The senators also argued that the department needs to act quickly to restart forgiveness because some borrowers are running out of time to take advantage of a tax break. After this year, relieved borrowers will have to pay taxes on any forgiven student loans.

“The department already has a significant processing backlog for income-driven repayment plans and forgiveness programs, and that backlog will continue to grow as long as the department has this pause in place,” the letter reads. “Unless the department acts quickly … borrowers who should receive forgiveness before the tax exemption expires could face significant tax bills on debt relief that should have been granted to them without penalty.”

Who Wrote the Letter?

Signees include: Sens. Richard Blumenthal (D-Conn.), Kirsten Gillibrand (D-N.Y.), Mazie Hirono (D-Hawaii), Tim Kaine (D-Va.), Elizabeth Warren (D-Mass.), Jeff Merkley (D-Ore.), Alex Padilla (D-Calif.), Jack Reed (D-R.I.), Bernie Sanders (I-Vt.), Peter Welch (D-Vt.) and Ron Wyden (D-Ore.).

About 2.1 million borrowers who hold about $131.5 billion in loans are enrolled in IBR, according to the Federal Student Aid data center for the third quarter of 2025. Under the plan, eligible borrowers can make monthly payments limited to 10 or 15 percent of their discretionary income. Then, after a borrower has completed 240 or 300 payments, whatever balance remains should be forgiven.

Unlike the other income-driven repayment plans, IBR is technically not subject to a court order blocking loan forgiveness. However, the department says that the injunction, issued in February, requires the agency to change how it calculates when a borrower is eligible for forgiveness for all plans.

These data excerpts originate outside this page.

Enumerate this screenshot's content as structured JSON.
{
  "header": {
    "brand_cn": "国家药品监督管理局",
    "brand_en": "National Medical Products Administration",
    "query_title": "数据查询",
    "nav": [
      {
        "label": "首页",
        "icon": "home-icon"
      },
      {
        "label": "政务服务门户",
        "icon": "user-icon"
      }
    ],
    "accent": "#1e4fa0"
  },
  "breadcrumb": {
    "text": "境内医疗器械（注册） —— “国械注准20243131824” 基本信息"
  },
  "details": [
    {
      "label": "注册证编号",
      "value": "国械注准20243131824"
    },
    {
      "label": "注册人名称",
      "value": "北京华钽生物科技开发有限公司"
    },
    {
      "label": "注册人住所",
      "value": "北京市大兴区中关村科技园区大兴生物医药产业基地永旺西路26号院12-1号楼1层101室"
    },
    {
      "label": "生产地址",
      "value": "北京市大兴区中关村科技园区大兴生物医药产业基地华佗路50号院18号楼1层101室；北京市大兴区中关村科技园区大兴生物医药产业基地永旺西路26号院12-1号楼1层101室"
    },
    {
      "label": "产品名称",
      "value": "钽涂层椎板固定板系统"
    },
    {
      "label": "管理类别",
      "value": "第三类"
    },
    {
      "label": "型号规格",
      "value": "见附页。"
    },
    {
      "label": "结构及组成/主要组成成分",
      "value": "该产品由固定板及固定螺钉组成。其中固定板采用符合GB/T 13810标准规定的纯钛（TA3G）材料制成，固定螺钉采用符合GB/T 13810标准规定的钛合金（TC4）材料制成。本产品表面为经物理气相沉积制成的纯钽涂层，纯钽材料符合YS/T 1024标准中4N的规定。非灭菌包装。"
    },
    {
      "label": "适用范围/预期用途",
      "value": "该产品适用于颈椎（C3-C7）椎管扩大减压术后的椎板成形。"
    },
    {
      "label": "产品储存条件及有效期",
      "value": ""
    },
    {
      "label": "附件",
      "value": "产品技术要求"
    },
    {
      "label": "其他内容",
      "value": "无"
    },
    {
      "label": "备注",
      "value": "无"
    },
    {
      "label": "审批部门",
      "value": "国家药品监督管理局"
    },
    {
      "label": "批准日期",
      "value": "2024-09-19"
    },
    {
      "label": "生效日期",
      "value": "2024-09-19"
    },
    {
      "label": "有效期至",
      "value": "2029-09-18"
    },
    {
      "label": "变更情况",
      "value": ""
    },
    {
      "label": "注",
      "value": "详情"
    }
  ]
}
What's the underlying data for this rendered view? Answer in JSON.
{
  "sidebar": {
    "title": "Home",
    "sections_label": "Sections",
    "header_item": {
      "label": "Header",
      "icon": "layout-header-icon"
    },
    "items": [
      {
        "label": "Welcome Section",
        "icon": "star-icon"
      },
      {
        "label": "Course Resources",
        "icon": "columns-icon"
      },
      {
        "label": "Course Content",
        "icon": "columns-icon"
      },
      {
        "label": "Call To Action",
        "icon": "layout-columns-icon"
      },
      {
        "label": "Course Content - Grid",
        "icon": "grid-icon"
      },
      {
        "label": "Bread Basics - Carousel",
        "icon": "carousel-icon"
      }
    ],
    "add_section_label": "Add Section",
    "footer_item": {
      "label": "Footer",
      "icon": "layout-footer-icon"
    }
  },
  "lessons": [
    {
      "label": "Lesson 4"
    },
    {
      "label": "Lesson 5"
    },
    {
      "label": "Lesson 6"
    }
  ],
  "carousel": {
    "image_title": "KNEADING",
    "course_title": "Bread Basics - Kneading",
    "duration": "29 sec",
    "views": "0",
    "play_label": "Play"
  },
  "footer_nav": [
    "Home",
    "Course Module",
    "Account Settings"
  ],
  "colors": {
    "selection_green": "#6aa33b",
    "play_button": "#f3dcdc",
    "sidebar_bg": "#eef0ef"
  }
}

That’s why debt relief is temporarily on hold, according to a department spokesperson.

Biden-era regulations that created the newest and most generous repayment plan, known as SAVE, allowed borrowers in any income-driven repayment plan to count periods of forbearance in which a borrower doesn’t have to make payments toward the total number of payments required for relief, Deputy Press Secretary Ellen Keast said. But the injunction blocks that forbearance-recognition policy, she argued.

“IBR discharges will resume as soon as the department is able to establish the correct payment count. For any borrower that makes a payment after they [become] eligible for forgiveness, the department will refund overpayments when the discharges resume,” Keast said in an email to Inside Higher Ed. (She did not directly acknowledge Sanders’s letter or say whether the department will respond to his questions.)

But Sanders and the 10 Democrats questioned this reasoning, noting that the injunction has been in place for months and the halt on loan forgiveness only started this summer.

“They’re using the SAVE injunction as a justification for this action, but it is certainly not one that we see as necessary,” one of Sanders’s policy aides told Inside Higher Ed. “There is not a court ruling that demands that they take that step, and certainly not as it relates to IBR.”

The aide also noted that their boss and Democratic lawmakers had been receiving complaints from borrowers for months and had asked the department multiple times if loan forgiveness had been paused, only to be told it had not. It wasn’t until July, after a story from Forbes confirmed the allegations, that the department acknowledged the freeze.

“We’d been receiving reports from constituents, which had conflicted with information that we’re receiving from the department directly,” she said. “Following the publication of that article, we reached back out to the department, then they finally confirmed to us that IBR forgiveness had indeed been paused and was not being processed.”